I attempted and failed to get any work done on AIOTM, but had a very enjoyable COAB gig and then headed up the hill to do another stand up appearance. But I wasn't going to hang around and came home straight afterwards for an earlyish night. Walking through the streets of drunken fools and hen nights and stag parties. I passed a homeless guy, packing up his pitch and facing away from the street, putting on a bandana. I looked at him in passing and he had his back to me and he said, "Only ignorant people stare." I don't know if he was addressing me.
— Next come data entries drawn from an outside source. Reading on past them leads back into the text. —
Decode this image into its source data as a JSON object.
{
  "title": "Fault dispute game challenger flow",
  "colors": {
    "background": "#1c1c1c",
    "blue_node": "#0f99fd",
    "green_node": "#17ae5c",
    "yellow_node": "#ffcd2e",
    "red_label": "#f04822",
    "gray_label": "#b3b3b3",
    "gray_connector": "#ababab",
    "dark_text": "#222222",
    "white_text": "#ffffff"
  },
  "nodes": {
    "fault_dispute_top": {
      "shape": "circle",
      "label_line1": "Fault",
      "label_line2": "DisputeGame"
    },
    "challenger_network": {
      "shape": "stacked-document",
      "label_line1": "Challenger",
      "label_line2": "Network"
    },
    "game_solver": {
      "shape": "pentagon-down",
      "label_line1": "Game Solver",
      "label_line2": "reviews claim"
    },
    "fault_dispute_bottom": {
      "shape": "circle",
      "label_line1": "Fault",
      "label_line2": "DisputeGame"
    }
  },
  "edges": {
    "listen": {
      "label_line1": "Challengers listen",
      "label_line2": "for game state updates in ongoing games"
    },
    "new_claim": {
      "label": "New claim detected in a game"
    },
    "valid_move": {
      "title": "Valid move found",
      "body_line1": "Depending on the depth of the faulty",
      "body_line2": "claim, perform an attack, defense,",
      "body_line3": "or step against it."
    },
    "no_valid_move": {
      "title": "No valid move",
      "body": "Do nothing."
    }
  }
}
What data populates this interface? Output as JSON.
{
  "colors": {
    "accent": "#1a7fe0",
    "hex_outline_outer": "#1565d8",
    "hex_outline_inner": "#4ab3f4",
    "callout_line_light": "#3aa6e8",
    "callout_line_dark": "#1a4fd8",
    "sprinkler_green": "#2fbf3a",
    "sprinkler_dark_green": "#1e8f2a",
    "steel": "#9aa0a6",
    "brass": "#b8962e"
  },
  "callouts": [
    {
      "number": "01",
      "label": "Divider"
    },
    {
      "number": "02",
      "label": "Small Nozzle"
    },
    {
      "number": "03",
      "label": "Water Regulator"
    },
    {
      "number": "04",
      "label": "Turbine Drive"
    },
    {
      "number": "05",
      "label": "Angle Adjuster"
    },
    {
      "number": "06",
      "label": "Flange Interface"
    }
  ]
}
I wasn't staring and there's no way he could have seen me if I was. And I wanted to point out that his assertion isn't true. Pretty much everyone stares at some point. But I decided to let it go. In Edinburgh in the Fringe everything becomes like a performance piece and you never know what is real and what isn't. I was glad to escape the madness. Despite not going to the gym I ended up doing almost 2 hours walking today and I felt fit and alert when I got home. I am going to need to be. I have an awful lot on my plate.